Already in a 1970 paper about the interaction between managers and numerical models, John C. Little of MIT mentioned that managers refused numerical indications when these were derived from models that remained obscure to the manager. Nowadays, our mentality is much more open to the use of data and of statistical and mathematical models that extract information. Nonetheless, analysts still run the risk of seeing their efforts rejected by stakeholders. There are several famous examples of failures of algorithms, due to macroscopically erroneous forecasts to unfair or discriminatory recommendations. One action urged by the scientific world is to make AI tools as transparent as possible. How can we this goal? First, by avoiding to use of complex models when interpretable models are yielding the same or a similar accuracy for the problem at hand. Here, by interpretable, we mean that an external user has a clear grasp of how a model performs its calculations. The prejudicial view that high accuracy can be obtained in all domains only with complex numerical architectures is increasingly challenged by researchers and professionals. Spinoffs and start-ups devoted to interpretable AI find increasing success in the market. However, much is still to be done to remove the black-box menace and solve the "absence of theory" problem. In a perfect scientific construct, we have a theory, (axioms from first principles from which theorems can be derived) that yields equations (models), and these models exactly describe a phenomenon of interest in the real world. A wonderful example is Einstein's exact calculation of the sun-light bending, computed even before the actual measurements. This setup is rarely (if never) available in AI applications. In this context, we consider data (or measurements) and create a mathematical model that links a set of features (or inputs) to the target (output) of interest.

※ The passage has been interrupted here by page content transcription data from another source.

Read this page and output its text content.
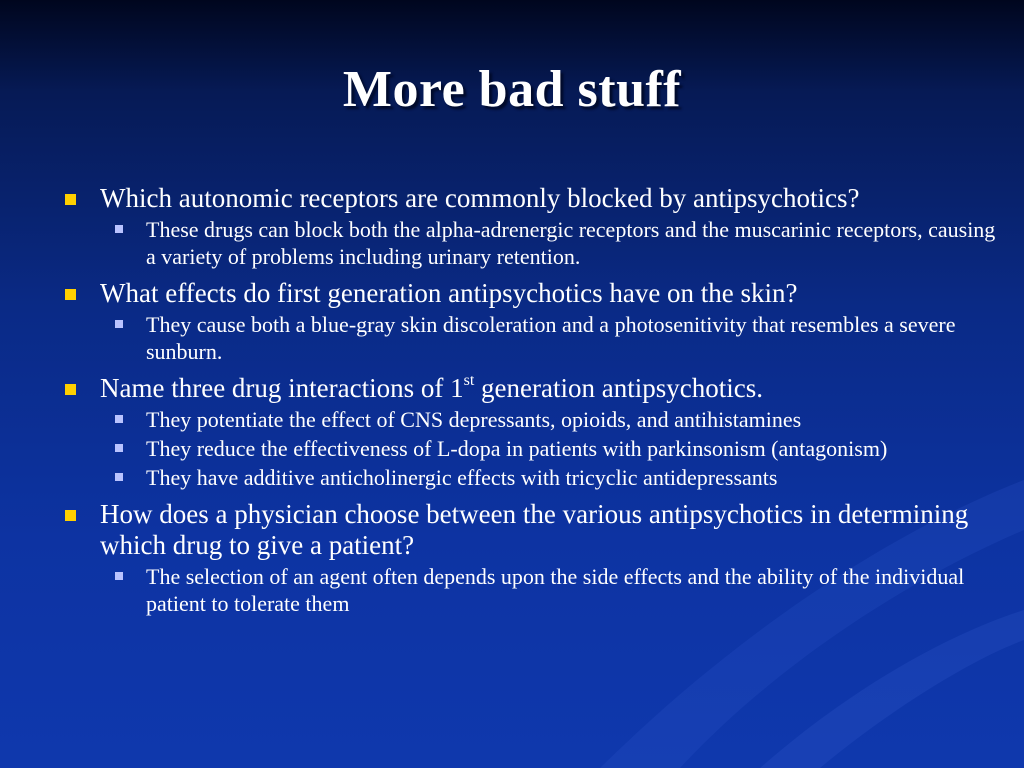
More bad stuff
Which autonomic receptors are commonly blocked by antipsychotics?
These drugs can block both the alpha-adrenergic receptors and the muscarinic receptors, causing a variety of problems including urinary retention.
What effects do first generation antipsychotics have on the skin?
They cause both a blue-gray skin discoleration and a photosenitivity that resembles a severe sunburn.
Name three drug interactions of 1st generation antipsychotics.
They potentiate the effect of CNS depressants, opioids, and antihistamines
They reduce the effectiveness of L-dopa in patients with parkinsonism (antagonism)
They have additive anticholinergic effects with tricyclic antidepressants
How does a physician choose between the various antipsychotics in determining which drug to give a patient?
The selection of an agent often depends upon the side effects and the ability of the individual patient to tolerate them
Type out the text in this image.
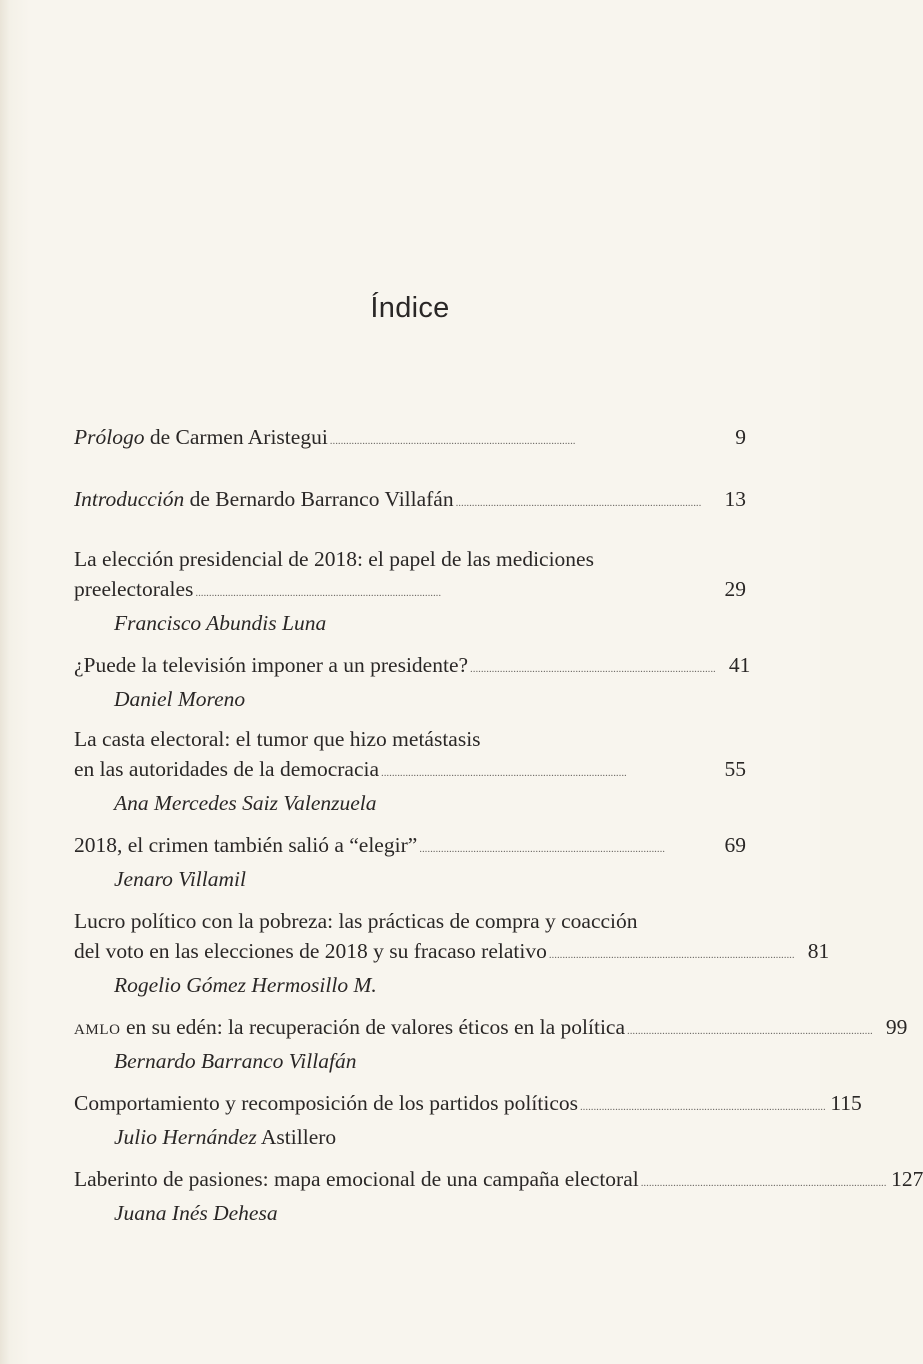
Índice
Prólogo de Carmen Aristegui . . .	9
Introducción de Bernardo Barranco Villafán . . .	13
La elección presidencial de 2018: el papel de las mediciones
preelectorales . . .	29
Francisco Abundis Luna
¿Puede la televisión imponer a un presidente? . . .	41
Daniel Moreno
La casta electoral: el tumor que hizo metástasis
en las autoridades de la democracia . . .	55
Ana Mercedes Saiz Valenzuela
2018, el crimen también salió a “elegir” . . .	69
Jenaro Villamil
Lucro político con la pobreza: las prácticas de compra y coacción
del voto en las elecciones de 2018 y su fracaso relativo . . .	81
Rogelio Gómez Hermosillo M.
amlo en su edén: la recuperación de valores éticos en la política . . .	99
Bernardo Barranco Villafán
Comportamiento y recomposición de los partidos políticos . . .	115
Julio Hernández Astillero
Laberinto de pasiones: mapa emocional de una campaña electoral . . .	127
Juana Inés Dehesa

However, several potential mathematical functions can play the role of the model for a given dataset. Choosing the best model is only the first step. The model must be scrutinized through proper uncertainty quantification, stability, and sensitivity analysis. Borrowing again from John C. Little, a process needs to start to find out what it was about the inputs that made the output come out as they did. This process needs a combination of tools that allow us to understand what features are important in the response of a machine learning model, whether the model behaves by an underlying physical or business intuition (or theory if possible), and, ideally, to perform an X-ray of the model. This process should become an integral part of the release process before algorithms are presented to the public; this is essential to avoid the societal damages of an acritical use of these technologies.